For now, it is being worn by the 16-valve Astra but you can bet your bottom dollar that VW will have it back in time to lose it to the new 16-valve Integrale.
The Quattro has been through a similar series of machinations. The Delta Integrale pinched its number one slot but had to give the crown back to Audi shortly afterwards because it was wearing the Golf’s at the time.
Audi held on to it for a bit but only a couple of months ago, relinquished it to Porsche’s 911 Carrera 4.
And aside from dispensing crowns on a weekly basis, headline writers have become obsessed with speed.
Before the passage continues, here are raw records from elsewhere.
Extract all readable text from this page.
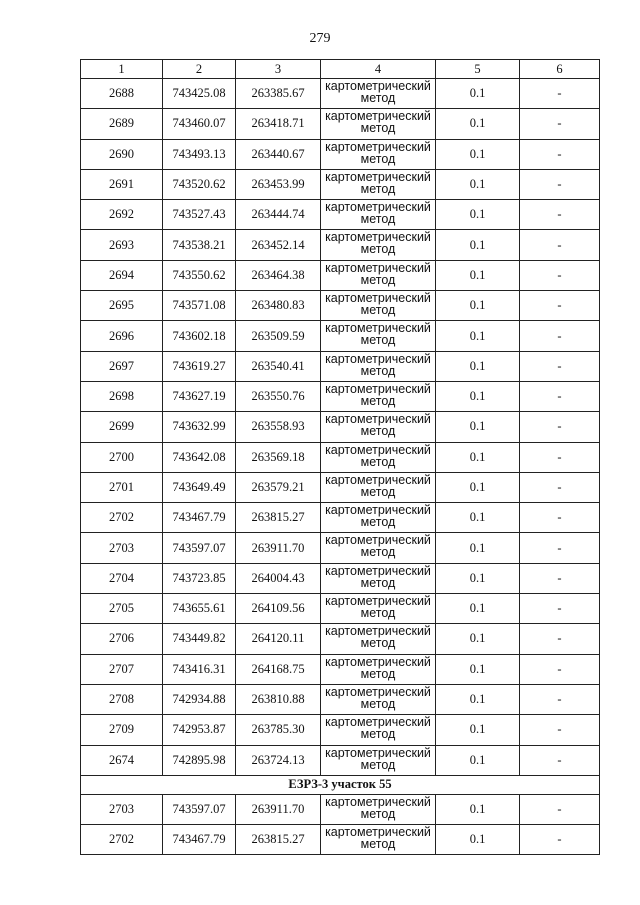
279
1	2	3	4	5	6
2688	743425.08	263385.67	картометрический метод	0.1	-
2689	743460.07	263418.71	картометрический метод	0.1	-
2690	743493.13	263440.67	картометрический метод	0.1	-
2691	743520.62	263453.99	картометрический метод	0.1	-
2692	743527.43	263444.74	картометрический метод	0.1	-
2693	743538.21	263452.14	картометрический метод	0.1	-
2694	743550.62	263464.38	картометрический метод	0.1	-
2695	743571.08	263480.83	картометрический метод	0.1	-
2696	743602.18	263509.59	картометрический метод	0.1	-
2697	743619.27	263540.41	картометрический метод	0.1	-
2698	743627.19	263550.76	картометрический метод	0.1	-
2699	743632.99	263558.93	картометрический метод	0.1	-
2700	743642.08	263569.18	картометрический метод	0.1	-
2701	743649.49	263579.21	картометрический метод	0.1	-
2702	743467.79	263815.27	картометрический метод	0.1	-
2703	743597.07	263911.70	картометрический метод	0.1	-
2704	743723.85	264004.43	картометрический метод	0.1	-
2705	743655.61	264109.56	картометрический метод	0.1	-
2706	743449.82	264120.11	картометрический метод	0.1	-
2707	743416.31	264168.75	картометрический метод	0.1	-
2708	742934.88	263810.88	картометрический метод	0.1	-
2709	742953.87	263785.30	картометрический метод	0.1	-
2674	742895.98	263724.13	картометрический метод	0.1	-
ЕЗРЗ-3 участок 55					
2703	743597.07	263911.70	картометрический метод	0.1	-
2702	743467.79	263815.27	картометрический метод	0.1	-
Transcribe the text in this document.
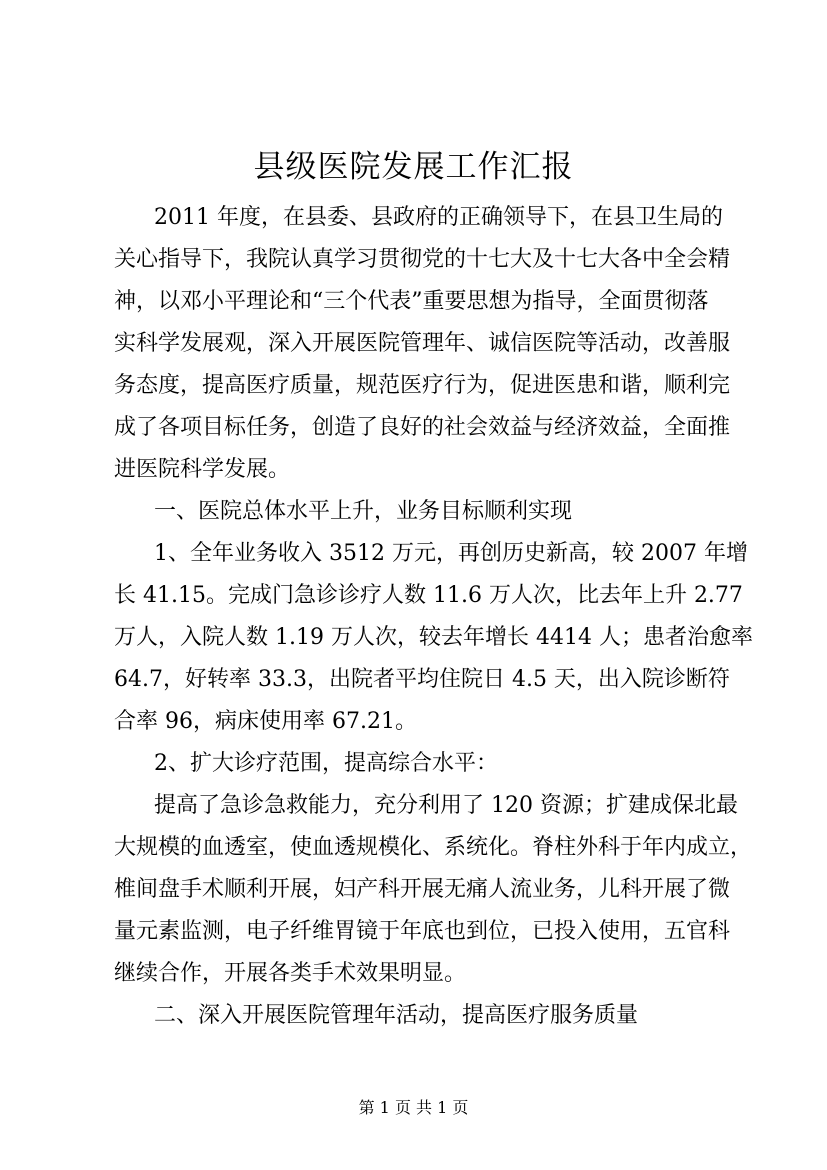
县级医院发展工作汇报
2011 年度，在县委、县政府的正确领导下，在县卫生局的
关心指导下，我院认真学习贯彻党的十七大及十七大各中全会精
神，以邓小平理论和“三个代表”重要思想为指导，全面贯彻落
实科学发展观，深入开展医院管理年、诚信医院等活动，改善服
务态度，提高医疗质量，规范医疗行为，促进医患和谐，顺利完
成了各项目标任务，创造了良好的社会效益与经济效益，全面推
进医院科学发展。
一、医院总体水平上升，业务目标顺利实现
1、全年业务收入 3512 万元，再创历史新高，较 2007 年增
长 41.15。完成门急诊诊疗人数 11.6 万人次，比去年上升 2.77
万人，入院人数 1.19 万人次，较去年增长 4414 人；患者治愈率
64.7，好转率 33.3，出院者平均住院日 4.5 天，出入院诊断符
合率 96，病床使用率 67.21。
2、扩大诊疗范围，提高综合水平：
提高了急诊急救能力，充分利用了 120 资源；扩建成保北最
大规模的血透室，使血透规模化、系统化。脊柱外科于年内成立，
椎间盘手术顺利开展，妇产科开展无痛人流业务，儿科开展了微
量元素监测，电子纤维胃镜于年底也到位，已投入使用，五官科
继续合作，开展各类手术效果明显。
二、深入开展医院管理年活动，提高医疗服务质量
第 1 页 共 1 页
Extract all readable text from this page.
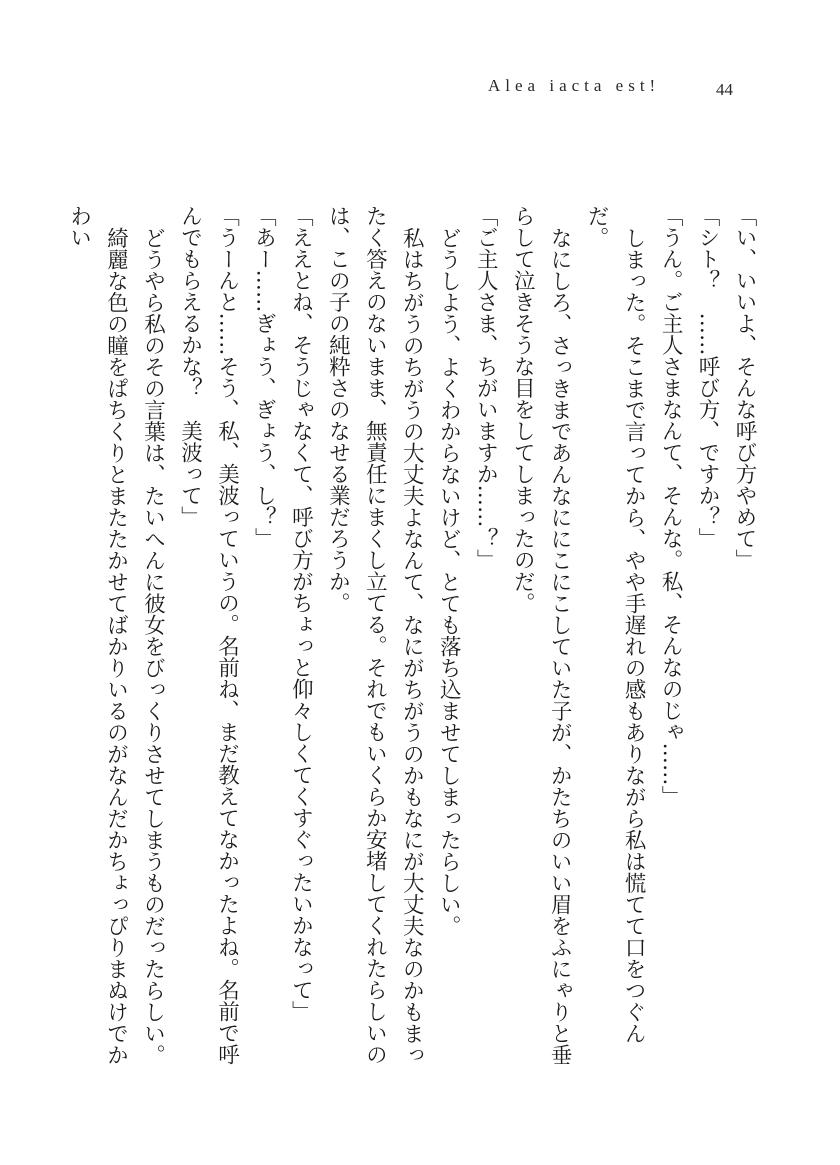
Alea iacta est!	44

「い、いいよ、そんな呼び方やめて」

「シト？　……呼び方、ですか？」

「うん。ご主人さまなんて、そんな。私、そんなのじゃ……」

しまった。そこまで言ってから、やや手遅れの感もありながら私は慌てて口をつぐんだ。

なにしろ、さっきまであんなににこにこしていた子が、かたちのいい眉をふにゃりと垂らして泣きそうな目をしてしまったのだ。

「ご主人さま、ちがいますか……？」

どうしよう、よくわからないけど、とても落ち込ませてしまったらしい。

私はちがうのちがうの大丈夫よなんて、なにがちがうのかもなにが大丈夫なのかもまったく答えのないまま、無責任にまくし立てる。それでもいくらか安堵してくれたらしいのは、この子の純粋さのなせる業だろうか。

「ええとね、そうじゃなくて、呼び方がちょっと仰々しくてくすぐったいかなって」

「あー……ぎょう、ぎょう、し？」

「うーんと……そう、私、美波っていうの。名前ね、まだ教えてなかったよね。名前で呼んでもらえるかな？　美波って」

どうやら私のその言葉は、たいへんに彼女をびっくりさせてしまうものだったらしい。

綺麗な色の瞳をぱちくりとまたたかせてばかりいるのがなんだかちょっぴりまぬけでかわい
‘WE DRIVE THE 220-MPH JAG THEY DARE NOT BUILD’ is the latest game. Not to be outdone, a rival publication, you can be assured, will drive a 230-mph Jag that can’t be built the very next week. And so on towards infinity perhaps.
We smirk when we read that Freddie Starr ate someone’s hamster, yet we are expected to believe that some scribbler has driven a Jaguar that no one has built at a speed that current tyre technology won’t allow anyway.
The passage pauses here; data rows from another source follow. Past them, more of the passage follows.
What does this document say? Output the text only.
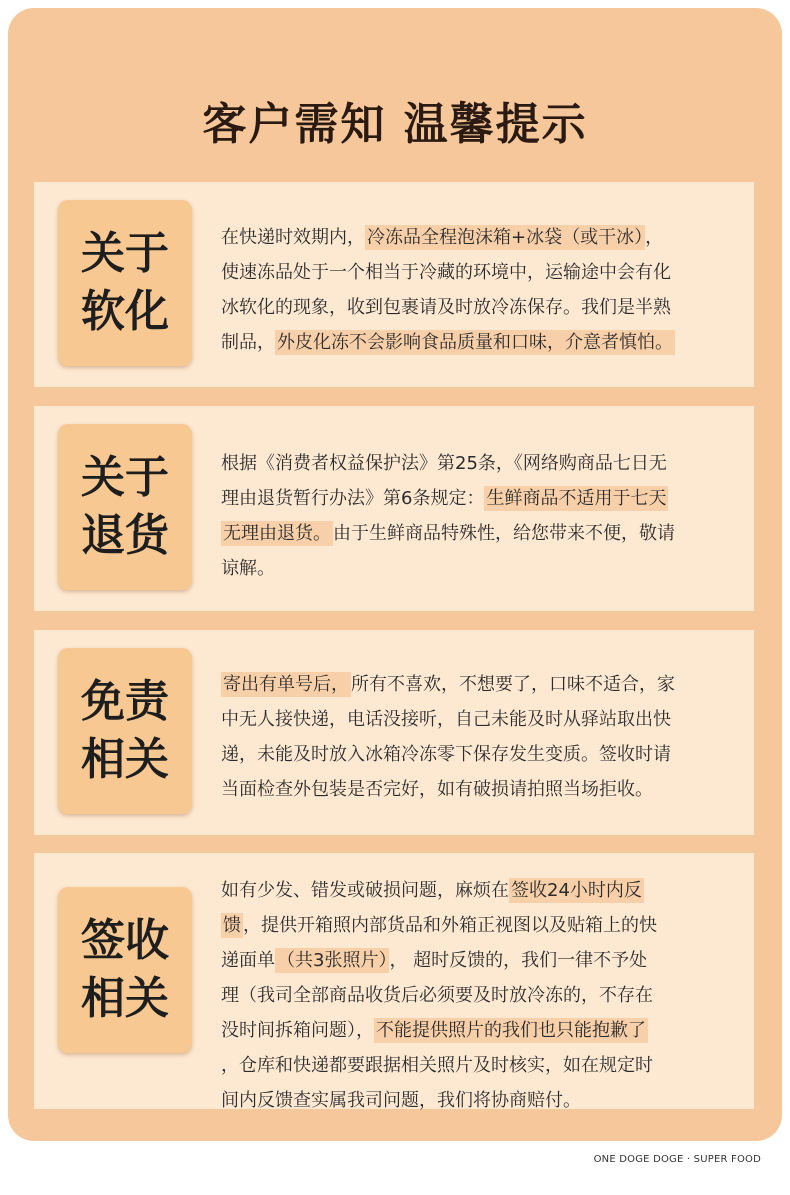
客户需知 温馨提示
关于
软化
在快递时效期内， 冷冻品全程泡沫箱+冰袋（或干冰） ，
使速冻品处于一个相当于冷藏的环境中，运输途中会有化
冰软化的现象，收到包裹请及时放冷冻保存。我们是半熟
制品， 外皮化冻不会影响食品质量和口味，介意者慎怕。
关于
退货
根据《消费者权益保护法》第25条，《网络购商品七日无
理由退货暂行办法》第6条规定： 生鲜商品不适用于七天
无理由退货。 由于生鲜商品特殊性，给您带来不便，敬请
谅解。
免责
相关
寄出有单号后， 所有不喜欢，不想要了，口味不适合，家
中无人接快递，电话没接听，自己未能及时从驿站取出快
递，未能及时放入冰箱冷冻零下保存发生变质。签收时请
当面检查外包装是否完好，如有破损请拍照当场拒收。
签收
相关
如有少发、错发或破损问题，麻烦在 签收24小时内反
馈 ，提供开箱照内部货品和外箱正视图以及贴箱上的快
递面单 （共3张照片） ， 超时反馈的，我们一律不予处
理（我司全部商品收货后必须要及时放冷冻的，不存在
没时间拆箱问题）， 不能提供照片的我们也只能抱歉了
，仓库和快递都要跟据相关照片及时核实，如在规定时
间内反馈查实属我司问题，我们将协商赔付。
ONE DOGE DOGE · SUPER FOOD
I have driven a BMW 750iL at an indicated 156 mph on the autobahn and believe me, it is a bowel-loosening experience I do not wish to relive. Sure, I enjoy going quickly, but the notion of driving something like a Porsche 911, which has been tuned by a foreign grease monkey, at the speed of sound in a Welsh valley, appals as much as it amuses.
The thing is that if you have a magazine on your coffee table that talks on its front cover about a car that hasn’t been built doing 300 mph on the Milton Keynes ring road, visitors to your home will be impressed.
If you leave motoring publications lying around which talk about how seatbelts save lives, those same visitors will drink their coffee very quickly and leave.
Business-speak impresses too. Honda have smashed Porsche 48 times and Toyota have bludgeoned BMW to death on a weekly basis for two years. And all this smashing and bludgeoning has resulted in every move a manufacturer makes being seen as utterly crucial.
As in, ‘ON THE LIMIT IN ROVER’S LIFE-OR-DEATH MAESTRO’; or how about this recent gem: ‘LOTUS’S MAKE-OR-BREAK ELAN.’